Sunday, November 18, 2018

Sweet Revenge

In twilight's hush, where shadows dance and play,

A tale of sweet revenge unfolds its sway. 

A heart, once broken, now beats with fiery grace, 

As justice weaves a tapestry of sweet revenge's place. 

 

The memory of pain, a burning fire within, 

A thirst for retribution, a desire to win. 

The sweetest revenge, a taste of triumph true, 

As the aggrieved soul rises, renewed anew.  

 


With every step, with every breath, a plan unfolds, 

To right the wrongs, to seize the sweet revenge to hold. 

The world may doubt, the world may scoff and sneer, 

But sweet revenge will come, and bring a tear. 

 

The heart, now hardened, forged in fire and pain, 

A weapon sharpened, a will unbroken and gain. 
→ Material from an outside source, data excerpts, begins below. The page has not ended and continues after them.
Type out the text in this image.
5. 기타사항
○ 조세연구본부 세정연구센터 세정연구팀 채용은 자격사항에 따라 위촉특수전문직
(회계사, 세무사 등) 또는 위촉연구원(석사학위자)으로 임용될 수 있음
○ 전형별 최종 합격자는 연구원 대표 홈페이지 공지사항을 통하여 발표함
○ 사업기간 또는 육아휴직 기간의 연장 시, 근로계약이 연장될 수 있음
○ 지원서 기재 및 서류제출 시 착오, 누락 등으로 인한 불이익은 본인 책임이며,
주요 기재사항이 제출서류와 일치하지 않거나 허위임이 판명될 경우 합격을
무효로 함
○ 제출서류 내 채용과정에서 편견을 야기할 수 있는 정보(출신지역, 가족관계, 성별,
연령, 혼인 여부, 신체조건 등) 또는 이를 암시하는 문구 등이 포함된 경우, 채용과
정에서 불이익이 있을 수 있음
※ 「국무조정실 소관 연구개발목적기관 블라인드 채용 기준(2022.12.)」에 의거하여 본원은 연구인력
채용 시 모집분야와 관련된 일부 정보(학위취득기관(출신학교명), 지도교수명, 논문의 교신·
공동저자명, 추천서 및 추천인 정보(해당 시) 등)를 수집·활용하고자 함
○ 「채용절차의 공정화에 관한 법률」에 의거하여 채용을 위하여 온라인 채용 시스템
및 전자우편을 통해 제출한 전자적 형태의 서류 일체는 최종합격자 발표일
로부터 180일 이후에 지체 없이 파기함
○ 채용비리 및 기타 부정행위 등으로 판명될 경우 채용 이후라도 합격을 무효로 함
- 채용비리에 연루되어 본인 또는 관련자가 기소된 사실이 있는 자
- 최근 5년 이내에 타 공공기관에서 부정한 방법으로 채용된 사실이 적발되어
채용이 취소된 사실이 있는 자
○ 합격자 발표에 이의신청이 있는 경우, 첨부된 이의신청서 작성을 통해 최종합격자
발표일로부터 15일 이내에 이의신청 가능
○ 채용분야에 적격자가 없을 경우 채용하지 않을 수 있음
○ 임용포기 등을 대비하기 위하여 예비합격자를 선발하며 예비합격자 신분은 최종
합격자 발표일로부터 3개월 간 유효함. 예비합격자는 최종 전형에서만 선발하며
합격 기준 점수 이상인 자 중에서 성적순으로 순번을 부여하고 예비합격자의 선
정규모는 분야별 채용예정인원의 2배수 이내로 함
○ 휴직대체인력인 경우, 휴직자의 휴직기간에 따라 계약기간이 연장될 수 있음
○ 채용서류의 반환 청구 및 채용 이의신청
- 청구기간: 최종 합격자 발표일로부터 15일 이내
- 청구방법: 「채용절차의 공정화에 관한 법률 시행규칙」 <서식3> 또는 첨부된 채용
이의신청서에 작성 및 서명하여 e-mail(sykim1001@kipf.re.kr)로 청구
The time is nigh, the moment at hand, 

To take the sweetest revenge, to take the stand.


Sunday, November 11, 2018

O Lovely Tree

Years ago, each morning, I had to stash towels, colognes, baby powder, and my office uniform in the car, as I drove my kids to their school. Their classes started an hour and a half earlier than my work. This gave me a window of time to do anything I like. And so, I laced up my running shoes and hit the trails of Cebu Business Park grounds which is just behind their school.

This had become my morning regimen that in a way help improve my physical well-being.

Each run left me feeling rejuvenated and energized, enough to equip me in tackling the daily tensions later that day in my work.

Interestingly, there was this one tree in particular that became my sanctuary. No matter the weather, it provided shelter and comfort to me.

Beneath its branches, the cool morning air wrapped around me like a gentle embrace.

I could hear birds chirping above and insects buzzing around in the tall grass.

The scent of the air carried a sweet aroma of earth and greenery.

This transported me back to the carefree days of my childhood spent in nature.

It was here, beneath my beloved tree, that an inspiration struck me.

As I went inside the car, I got a piece of paper and a pen. I wrote this lovely poem, as it's thought and feeling still lingered in me that moment.

O lovely tree, so tall and grand
Your branches reach up the sky
Your leaves shimmer in sunlight
And birds rest as they fly by
Your roots run deep into the ground
Anchoring you strong and true
Providing shelter for creatures
In the serene forest view
Your bark, a rough and textured coat
Tell stories of season gone by
Of storms weathered and sunlight gleamed
Under vast and endless sky
O lovely tree, so grand and wise
Your presence brings such peace
A sanctuary for all who roam
In your shade, our worries cease

Saturday, July 9, 2011

How Could An Angel Turn Her Back

Barely spending half my life in this institution
Trying to be surreptitiously flawless at work
Mine's never been an open book but a mystery
Being here long time ago but seems quite new

While on a tour of duty for my daily bread
A familiar face was set before my very eyes
Caught me jolted with heart filled with glee
Burning with a passion so warm and tender

It's the sweetest countenance I ever did see
My little angel's face so very brightly beaming
An exquisite and pure moment of joy and love
Oh God, how could an angel turn her back?

Only yesterday she's like an unassuming bud
An innocent earthling crawling around her crib
That blossoms into a charming little girl I adore
And never will I go weary because I love her so

    As I went my way to an out-of-office work, I found myself in a taxi, my mind drifting to the daily tasks ahead. But as I passed by my five-year-old daughter’s school, my disposition suddenly changed. I caught a glimpse of her small frame waiting by the gate with her nanny, anticipating a ride home. The taxi stopped briefly, and for that fleeting moment, I saw her, then my heart ached with the longing to step out and embrace her.

    She is the reason I endure the frustrations of my daily routine, along with my other daughters, nine and ten years old. My wife left for work abroad a few years ago, seeking a better life, and had returned just once since, for a short period of time only.

    At my workplace, I keep my personal life private. I work simply to provide for my family. Flaunting my good performance to seek any recognition is not even in my vocabulary. However, there are days I feel like quitting, exhausted from the grind or disheartened by misjudgments. But it's always the thoughts of them that anchor me, reminding that this struggle is no longer for me, it's for them, the ones I hold most dear.

    So, as I sat at my desk, my little girl's image lingered in my mind, stirring an extraordinary urge to capture my feelings in words.

    And so, this poem is dedicated to her.